The difference between hardware and software switchers used to be very clear, but many switchers are now combining the best of both worlds. Ask yourself: how do you feel about your home computer? As consumers, we have decided that we prefer the less expensive Windows or Mac operating systems, even though they have a higher failure rate than a dedicated IBM hardware server. Both can accomplish our tasks, but we accept the occasional frustration of software failure rather than using a higher cost server like the ones built to control airplanes and other mission critical applications.

With video switchers you have to decide if the smaller up front cost and increased feature sets are a good tradeoff for the occasional failure. Everyone should make a choice that is best suited for their needs.

Delay Problems

The biggest problem that a video switcher can make for a system is to add delay (aka “latency”). You’ve seen when a presenter is on stage, and all their movements are delayed a moment before showing on the screen.

Delay is measured in frames. Each video frame has two fields. Typically you have 30 frames (60 fields) per second. At about 3-4 frames of delay the general audience will start to notice. Delay in video systems is typically caused by converting analog video signals to digital and adding un-synched devices to the signal chain.

Video Sync

Let’s talk about video sync, the heartbeat of the system by comparing your video system to a game of catch. The sync generator is generating a perfect rhythm for you to catch, and then throw back at it again. Everything happens in perfect synch. The sync creates a rhythm for the whole video system so it can send and receive data at high speeds without dropping any frames.

Not all sources can accept sync, so most manufacturers have added a frame-sync to their video switcher. The problem is that by syncing on the switcher you have added one frame of delay. If you can add sync directly to the device then you don’t have to add any delay.

Watch for Delay Build-Up

Converters and processors are another “primary suspect” of delay in video systems.
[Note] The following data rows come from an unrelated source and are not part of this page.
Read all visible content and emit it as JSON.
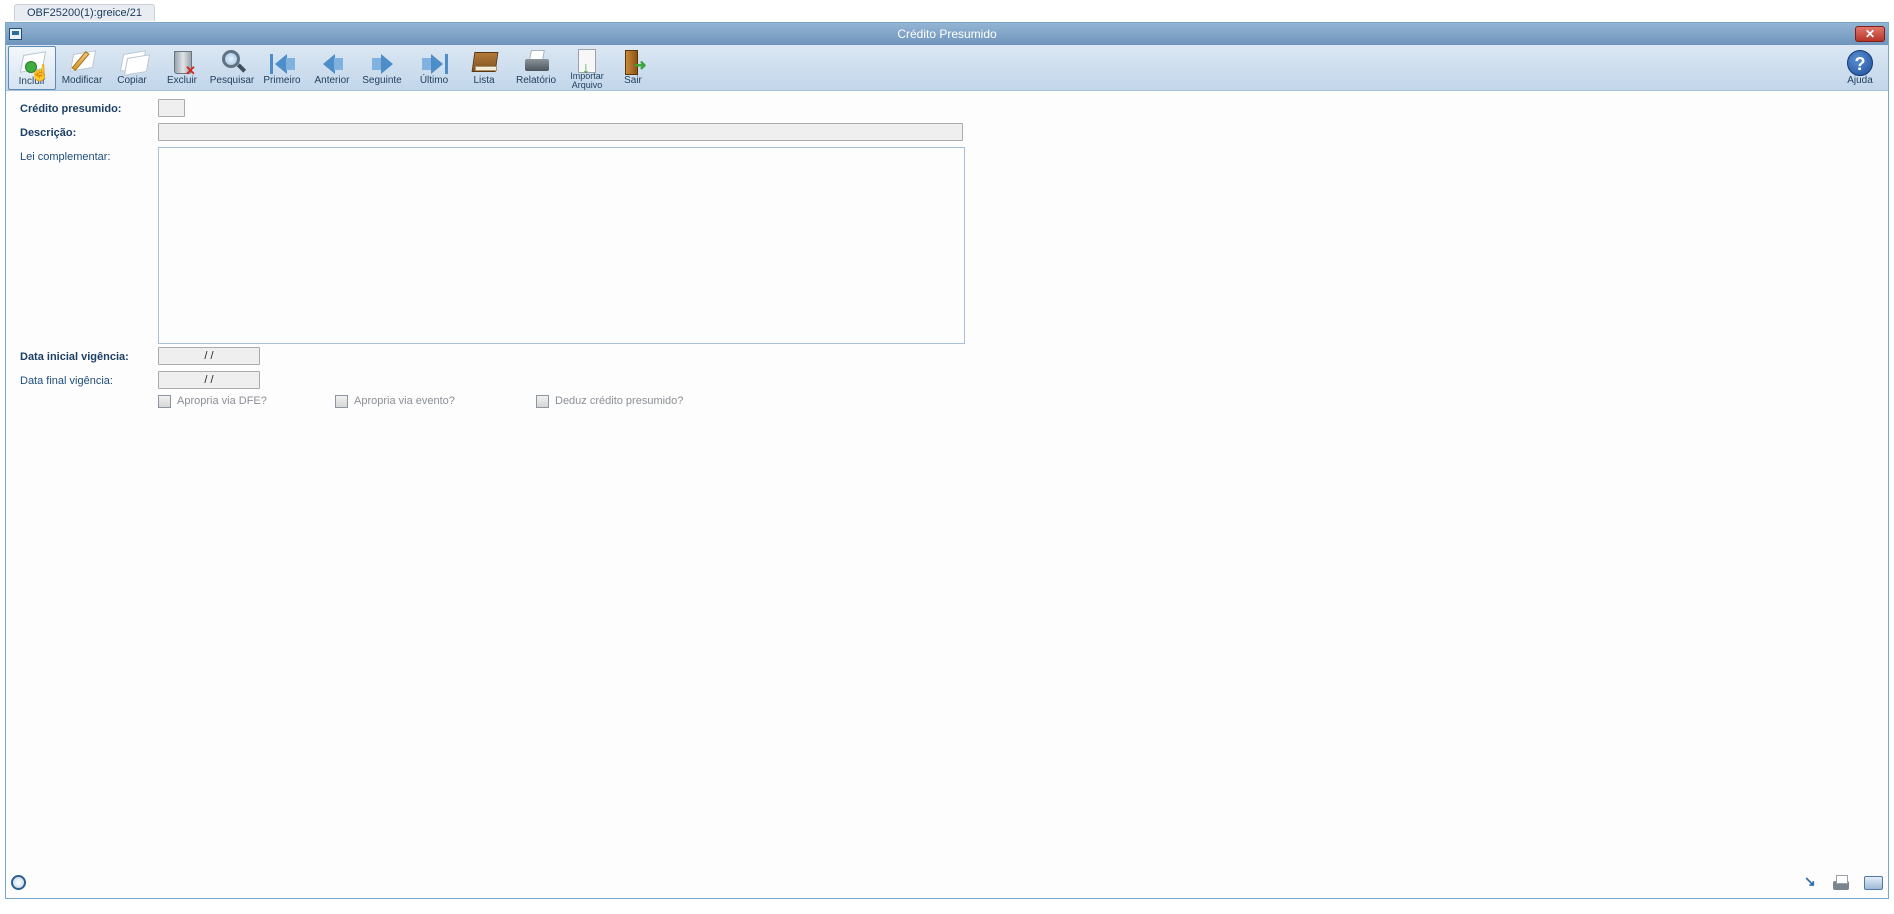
{
  "tab": {
    "label": "OBF25200(1):greice/21"
  },
  "window": {
    "title": "Crédito Presumido",
    "close_label": "✕"
  },
  "toolbar": {
    "incluir": "Incluir",
    "modificar": "Modificar",
    "copiar": "Copiar",
    "excluir": "Excluir",
    "pesquisar": "Pesquisar",
    "primeiro": "Primeiro",
    "anterior": "Anterior",
    "seguinte": "Seguinte",
    "ultimo": "Último",
    "lista": "Lista",
    "relatorio": "Relatório",
    "importar_line1": "Importar",
    "importar_line2": "Arquivo",
    "sair": "Sair",
    "ajuda": "Ajuda"
  },
  "form": {
    "credito_presumido_label": "Crédito presumido:",
    "credito_presumido_value": "",
    "descricao_label": "Descrição:",
    "descricao_value": "",
    "lei_complementar_label": "Lei complementar:",
    "lei_complementar_value": "",
    "data_inicial_label": "Data inicial vigência:",
    "data_inicial_value": " / /",
    "data_final_label": "Data final vigência:",
    "data_final_value": " / /",
    "apropria_dfe_label": "Apropria via DFE?",
    "apropria_evento_label": "Apropria via evento?",
    "deduz_credito_label": "Deduz crédito presumido?"
  },
  "icons": {
    "incluir": "add-document-icon",
    "modificar": "edit-pencil-icon",
    "copiar": "copy-documents-icon",
    "excluir": "trash-icon",
    "pesquisar": "magnifier-icon",
    "primeiro": "first-record-icon",
    "anterior": "previous-record-icon",
    "seguinte": "next-record-icon",
    "ultimo": "last-record-icon",
    "lista": "book-list-icon",
    "relatorio": "printer-icon",
    "importar": "import-file-icon",
    "sair": "exit-door-icon",
    "ajuda": "help-icon"
  }
}
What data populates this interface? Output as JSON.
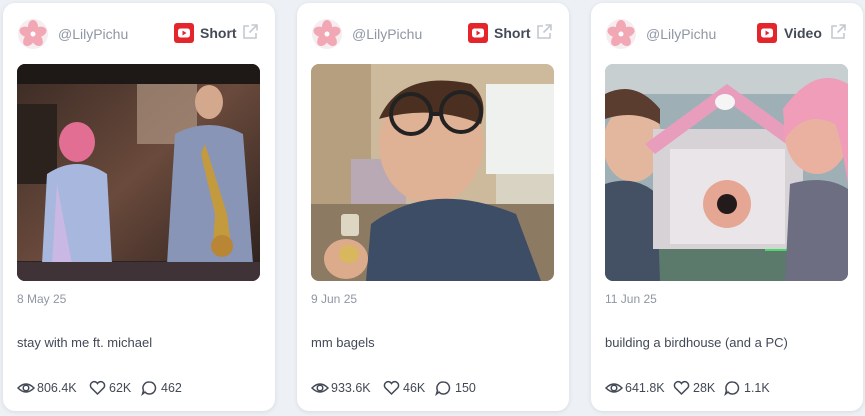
{
  "cards": [
    {
      "handle": "@LilyPichu",
      "type_label": "Short",
      "date": "8 May 25",
      "caption": "stay with me ft. michael",
      "views": "806.4K",
      "likes": "62K",
      "comments": "462",
      "platform_icon": "youtube-icon"
    },
    {
      "handle": "@LilyPichu",
      "type_label": "Short",
      "date": "9 Jun 25",
      "caption": "mm bagels",
      "views": "933.6K",
      "likes": "46K",
      "comments": "150",
      "platform_icon": "youtube-icon"
    },
    {
      "handle": "@LilyPichu",
      "type_label": "Video",
      "date": "11 Jun 25",
      "caption": "building a birdhouse (and a PC)",
      "views": "641.8K",
      "likes": "28K",
      "comments": "1.1K",
      "platform_icon": "youtube-icon"
    }
  ],
  "colors": {
    "youtube_red": "#e5252c",
    "avatar_pink": "#f2a7b5",
    "text_muted": "#8f96a3",
    "text_dark": "#424955"
  }
}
Each time you convert the signal you are adding a half to full frame of delay into your system. Even if the video switcher has a DVI input or something similar, you are typically adding a frame of delay by using it.

Consider this example: a church recently migrated to high definition. The church had a camera with an HDMI output. The signal was converted (1 Frame) to SDI to run the distance to the video switcher. At the video switcher, sync was applied (1 Frame) so the video switcher could accept the signal. Out of the video switcher the signal went through a processor that converted the 16:9 camera image to 4:3 so it would look correct on the older 4:3 screens in the auditorium (2 Frames). And lastly at the projector, the signal was converted from SDI to component (1 Frame) so the projector could accept the signal. In this scenario you can see how quickly frames of delay add up to five. The audience definitely notices the delay at that point. Our solution was to standardize the aspect ratio of 16:9 and SDI as the signal type to eliminate all of the conversion in the system.

Just Plan Ahead

The key is to plan ahead without overcomplicating. A video switcher can certainly improve your workflow by keeping you from digging behind your desk for that cable you only need once a month. It can also give you a more professional look by adding in transitions and allowing you to key. Keep in mind the functionality you need as well as your long-term goals, and you will be able to determine whether a video switcher is right for you.